We observed the latest encroachment on our post-Christmas walk to the Sand Pit. This has become somewhat of a holiday tradition to get some fresh air; burn off some calories from all of the food, beer, wine, and cookies; and escape the chaos of Inside. We walk down our (much busier) street, past the historic marker indicating a famous battle between the French and the local Seneca tribe in 1687 (which is placed in someone's front yard), continue past the Old Trailer Park--just an overgrown, swampy lot when I was a kid, the trailers gone soon after I was born, now the site of a new house with another on the way. From there we leave the road and wander up a dirt path through trees and brush. The path takes you up a hill and over a ridge where you can see the NYS Thruway (I-90) on your left and an occasional house on your right, partially obscured by trees and thorn bushes.

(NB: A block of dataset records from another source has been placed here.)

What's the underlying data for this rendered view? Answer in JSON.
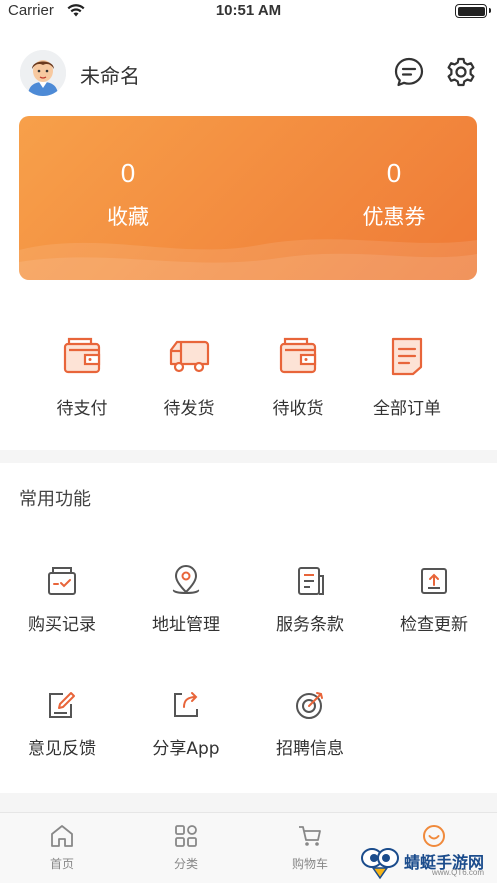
{
  "status_bar": {
    "carrier": "Carrier",
    "time": "10:51 AM"
  },
  "header": {
    "username": "未命名",
    "avatar": "avatar",
    "icons": [
      "message-icon",
      "gear-icon"
    ]
  },
  "stats_card": {
    "favorites": {
      "count": "0",
      "label": "收藏"
    },
    "coupons": {
      "count": "0",
      "label": "优惠券"
    }
  },
  "orders": [
    {
      "label": "待支付",
      "icon": "wallet-icon"
    },
    {
      "label": "待发货",
      "icon": "truck-icon"
    },
    {
      "label": "待收货",
      "icon": "package-icon"
    },
    {
      "label": "全部订单",
      "icon": "document-icon"
    }
  ],
  "common_functions": {
    "title": "常用功能",
    "items": [
      {
        "label": "购买记录",
        "icon": "purchase-record-icon"
      },
      {
        "label": "地址管理",
        "icon": "location-pin-icon"
      },
      {
        "label": "服务条款",
        "icon": "terms-icon"
      },
      {
        "label": "检查更新",
        "icon": "upload-icon"
      },
      {
        "label": "意见反馈",
        "icon": "feedback-icon"
      },
      {
        "label": "分享App",
        "icon": "share-icon"
      },
      {
        "label": "招聘信息",
        "icon": "target-icon"
      }
    ]
  },
  "tabbar": [
    {
      "label": "首页",
      "icon": "home-icon",
      "active": false
    },
    {
      "label": "分类",
      "icon": "grid-icon",
      "active": false
    },
    {
      "label": "购物车",
      "icon": "cart-icon",
      "active": false
    },
    {
      "label": "",
      "icon": "smile-icon",
      "active": true
    }
  ],
  "watermark": {
    "text": "蜻蜓手游网",
    "sub": "www.QT6.com"
  },
  "colors": {
    "accent": "#f08a3c",
    "card_start": "#f7a04a",
    "card_end": "#ef7a36",
    "icon_orange": "#e8653a",
    "icon_gray": "#555555"
  }
}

The path used to end at a sand pit; a childhood wonderland. It was full of enormous dirt piles that we used to ride our bikes up, down, and sometimes over. It was a parents worst nightmare--a secluded spot with ample opportunities for someone to wreck their bike or break a leg. It was so cool.

In spite of an epic battle familiar to other small towns fighting the good fight, the end of the trail looks a bit different today. Now, there's a giant parking lot, a Kohls, and a Walmart Supercenter (Opening Soon!).

Sigh. I wonder where the children of Victor, NY practice their daring bike stunts these days. And what did Walmart do with all of that sand? Maybe Progress eats dirt.